- Born: 1827 Canterbury, England
- Died: May 28, 1890 (aged 62–63)
- Place of burial: Cherry Hill Cemetery, Gloucester, Massachusetts
- Allegiance: United States
- Branch: United States Navy
- Service years: 1861 - 1866
- Rank: Quartermaster
- Unit: USS Brooklyn
- Conflicts: American Civil War • Battle of Mobile Bay
- Awards: Medal of Honor

= Barnett Kenna =

Barnett Kenna (1827 – May 28, 1890) was a Union Navy sailor in the American Civil War and a recipient of the U.S. military's highest decoration, the Medal of Honor, for his actions at the Battle of Mobile Bay.

Kenna was born in 1827 in Canterbury, England. He joined the US Navy from Boston in November 1861, and served during the Civil War as a quartermaster on the . At the Battle of Mobile Bay on August 5, 1864, he "fought his gun with skill and courage" despite heavy fire. For this action, he was awarded the Medal of Honor four months later, on December 31, 1864. He was discharged in January 1866.

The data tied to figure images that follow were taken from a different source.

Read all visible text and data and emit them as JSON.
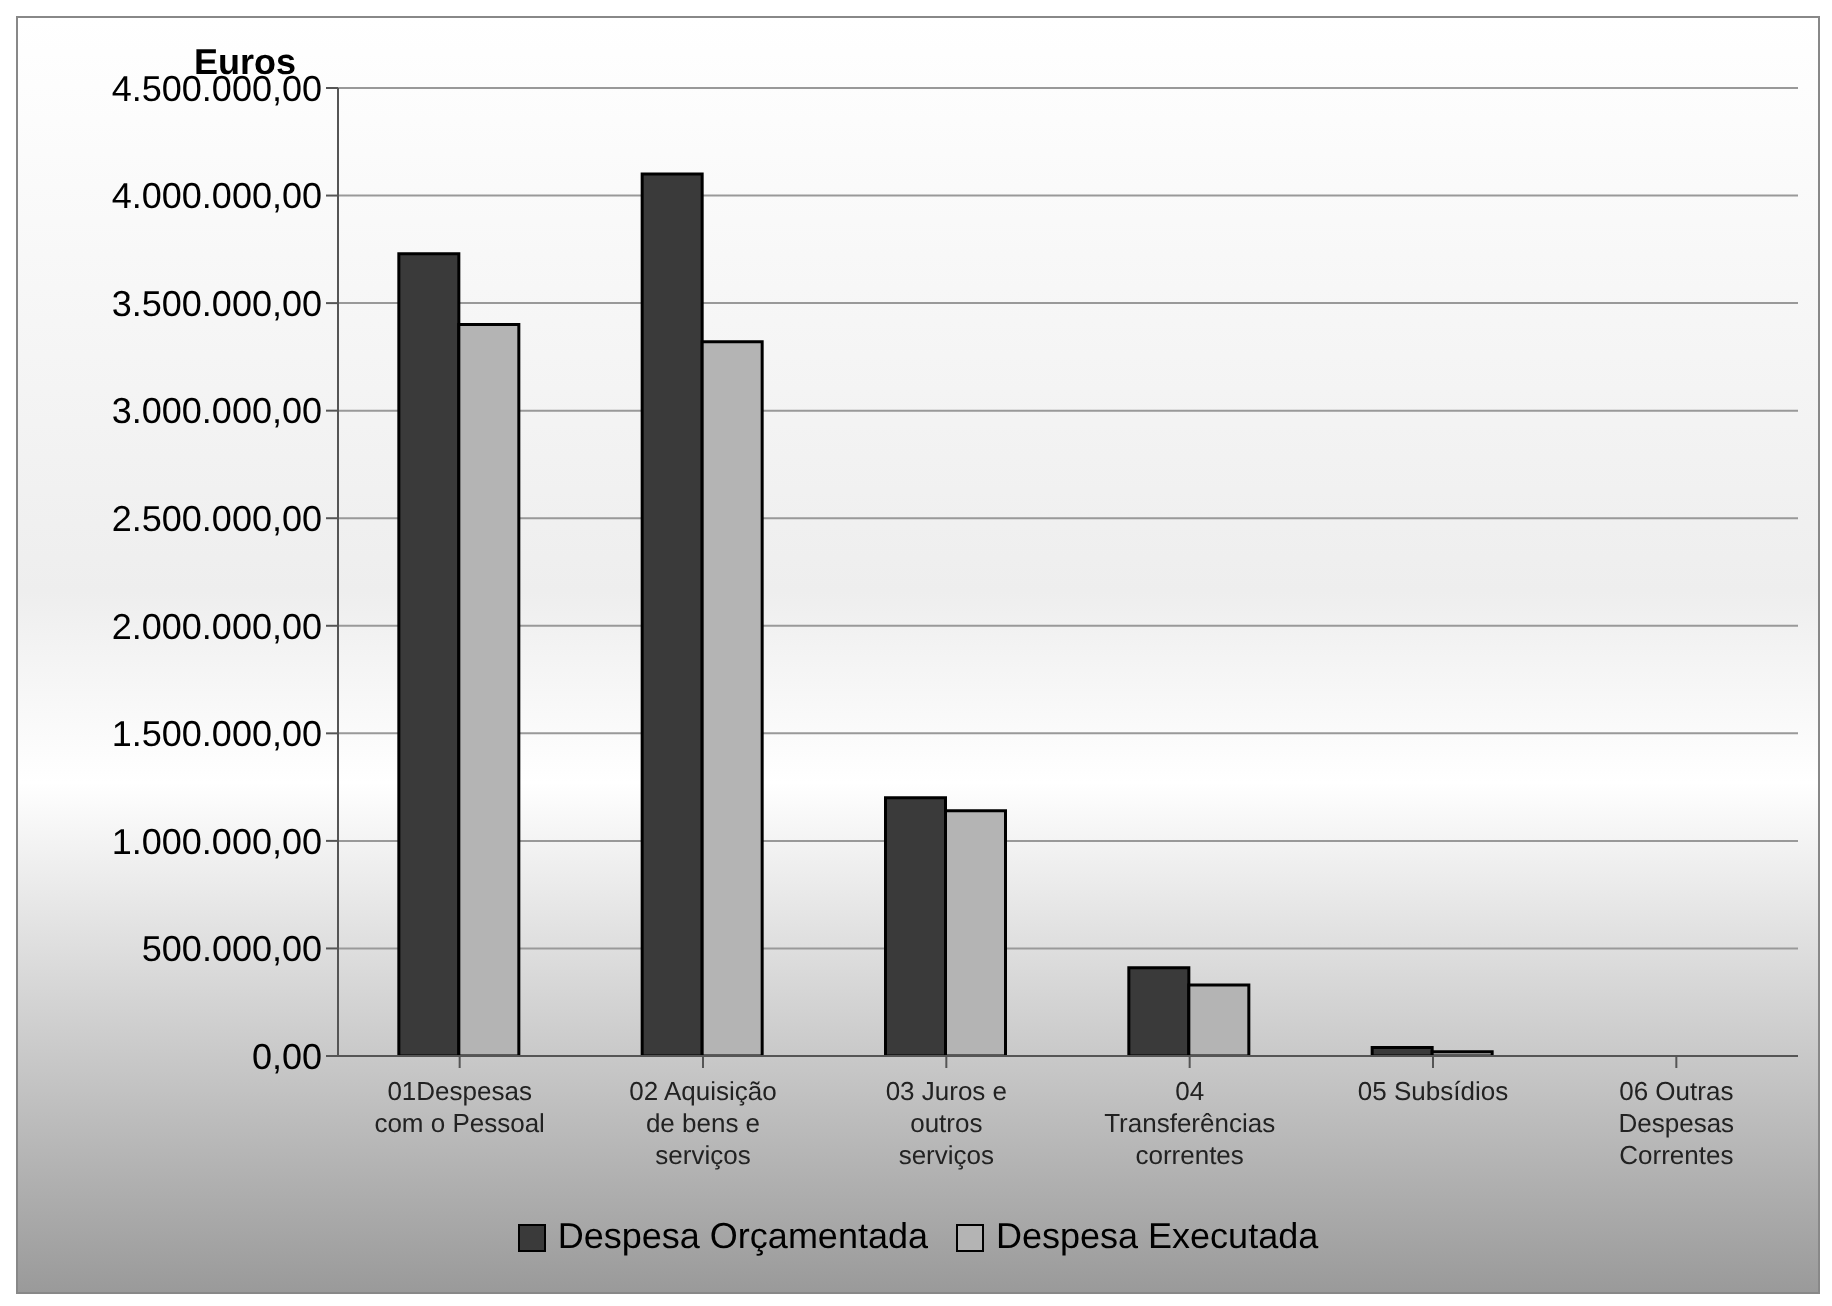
{
  "chart_data": {
    "type": "bar",
    "ylabel": "Euros",
    "categories": [
      "01Despesas com o Pessoal",
      "02 Aquisição de bens e serviços",
      "03 Juros e outros serviços",
      "04 Transferências correntes",
      "05 Subsídios",
      "06 Outras Despesas Correntes"
    ],
    "series": [
      {
        "name": "Despesa Orçamentada",
        "color": "#3a3a3a",
        "values": [
          3730000,
          4100000,
          1200000,
          410000,
          40000,
          0
        ]
      },
      {
        "name": "Despesa Executada",
        "color": "#b4b4b4",
        "values": [
          3400000,
          3320000,
          1140000,
          330000,
          20000,
          0
        ]
      }
    ],
    "ylim": [
      0,
      4500000
    ],
    "yticks": [
      {
        "value": 0,
        "label": "0,00"
      },
      {
        "value": 500000,
        "label": "500.000,00"
      },
      {
        "value": 1000000,
        "label": "1.000.000,00"
      },
      {
        "value": 1500000,
        "label": "1.500.000,00"
      },
      {
        "value": 2000000,
        "label": "2.000.000,00"
      },
      {
        "value": 2500000,
        "label": "2.500.000,00"
      },
      {
        "value": 3000000,
        "label": "3.000.000,00"
      },
      {
        "value": 3500000,
        "label": "3.500.000,00"
      },
      {
        "value": 4000000,
        "label": "4.000.000,00"
      },
      {
        "value": 4500000,
        "label": "4.500.000,00"
      }
    ],
    "grid": "y",
    "legend": "bottom"
  }
}
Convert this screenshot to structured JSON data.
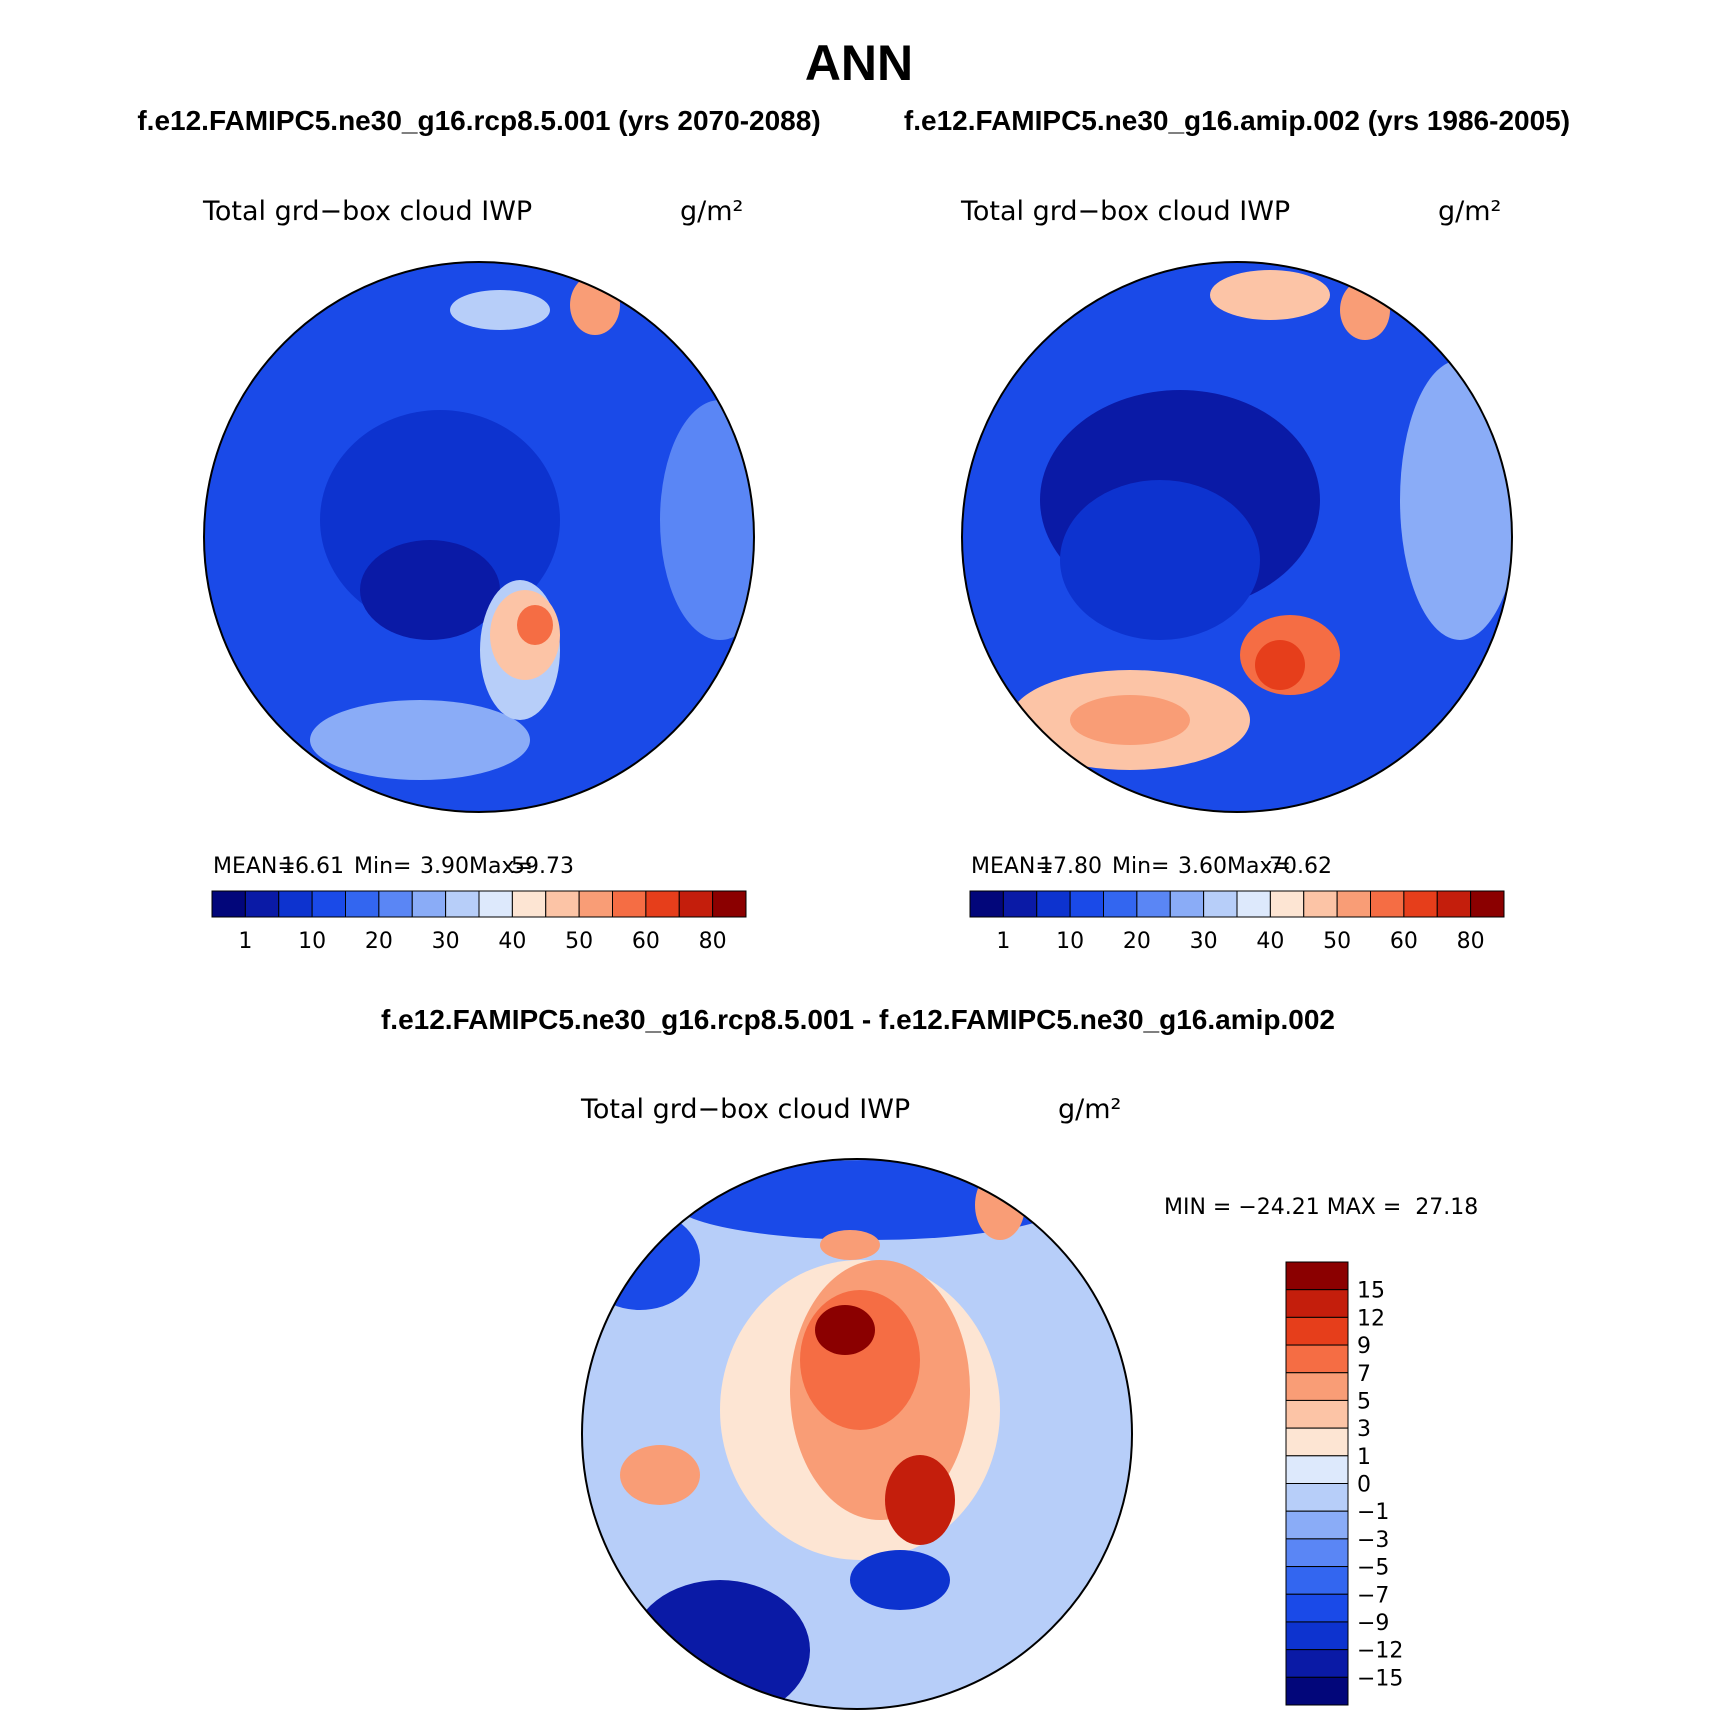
{
  "header": {
    "title": "ANN",
    "left_case": "f.e12.FAMIPC5.ne30_g16.rcp8.5.001 (yrs 2070-2088)",
    "right_case": "f.e12.FAMIPC5.ne30_g16.amip.002 (yrs 1986-2005)"
  },
  "colors": [
    "#02067a",
    "#0a1aa6",
    "#0d33cf",
    "#1a4ae8",
    "#3366f0",
    "#5a86f5",
    "#8aacf7",
    "#b7cef9",
    "#dde9fc",
    "#fde5d3",
    "#fcc4a6",
    "#f99d76",
    "#f56d44",
    "#e63e1b",
    "#c41e0c",
    "#8b0000"
  ],
  "panels": [
    {
      "variable": "Total grd−box cloud IWP",
      "units": "g/m²",
      "stats": [
        "MEAN=",
        "16.61",
        "Min=",
        "3.90",
        "Max=",
        "59.73"
      ],
      "colorbar_labels": [
        "1",
        "10",
        "20",
        "30",
        "40",
        "50",
        "60",
        "80"
      ]
    },
    {
      "variable": "Total grd−box cloud IWP",
      "units": "g/m²",
      "stats": [
        "MEAN=",
        "17.80",
        "Min=",
        "3.60",
        "Max=",
        "70.62"
      ],
      "colorbar_labels": [
        "1",
        "10",
        "20",
        "30",
        "40",
        "50",
        "60",
        "80"
      ]
    }
  ],
  "difference": {
    "title": "f.e12.FAMIPC5.ne30_g16.rcp8.5.001 - f.e12.FAMIPC5.ne30_g16.amip.002",
    "variable": "Total grd−box cloud IWP",
    "units": "g/m²",
    "minmax": "MIN = −24.21 MAX =  27.18",
    "colorbar_labels": [
      "15",
      "12",
      "9",
      "7",
      "5",
      "3",
      "1",
      "0",
      "−1",
      "−3",
      "−5",
      "−7",
      "−9",
      "−12",
      "−15"
    ]
  }
}
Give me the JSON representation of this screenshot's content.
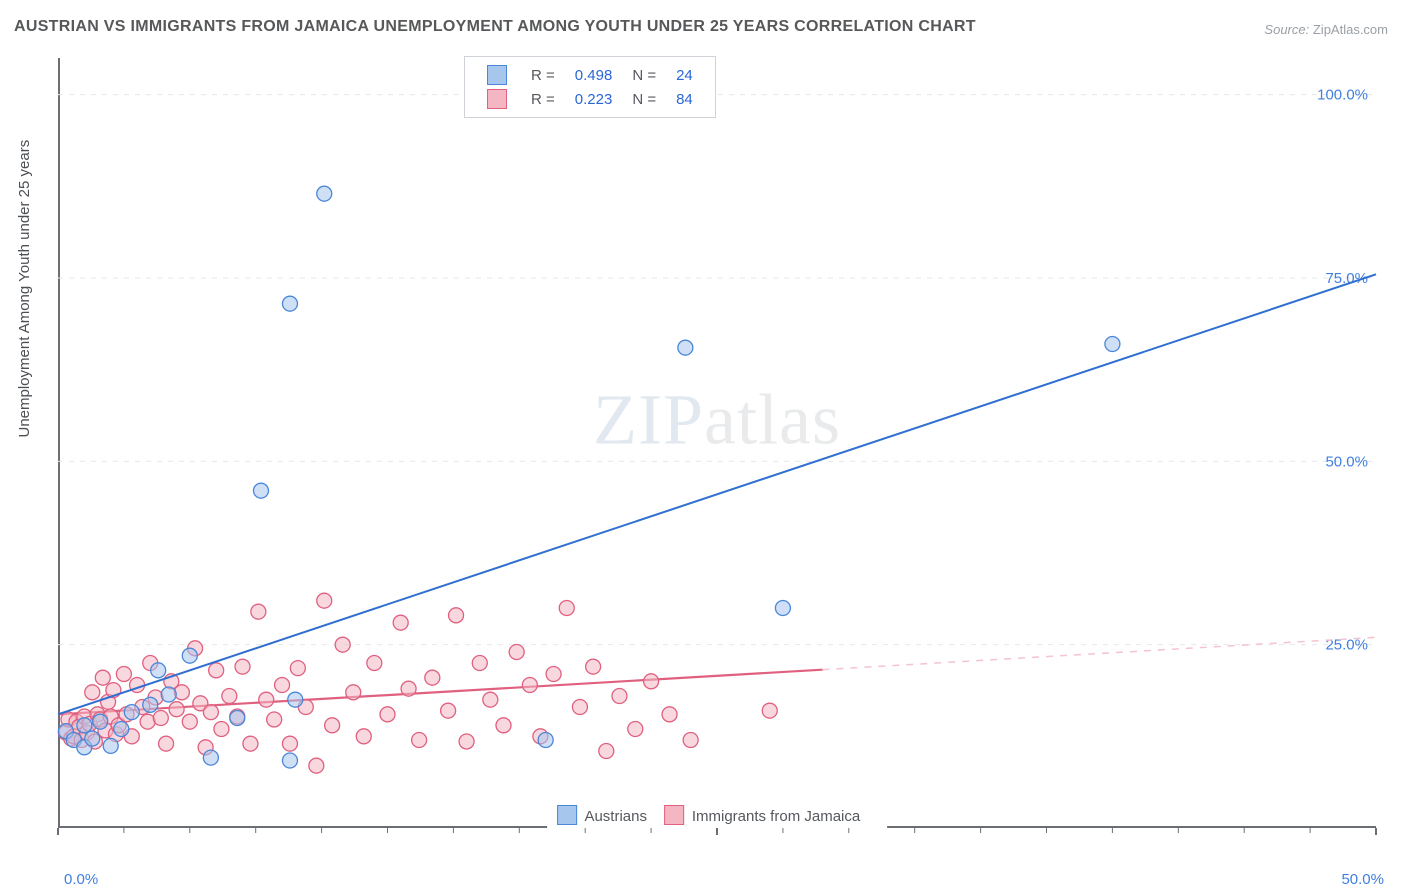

Kenna's official Medal of Honor citation reads:
On board the U.S.S. Brooklyn during action against rebel forts and gunboats and with the ram Tennessee, in Mobile Bay, 5 August 1864. Despite severe damage to his ship and the loss of several men on board as enemy fire raked her decks from stem to stern Kenna fought his gun with skill and courage throughout the furious action which resulted in the surrender of the rebel ram Tennessee and in the damaging and destruction of batteries at Fort Morgan.

Kenna died on May 28, 1890, at age 62 or 63 and was buried at Cherry Hill Cemetery in Gloucester, Massachusetts.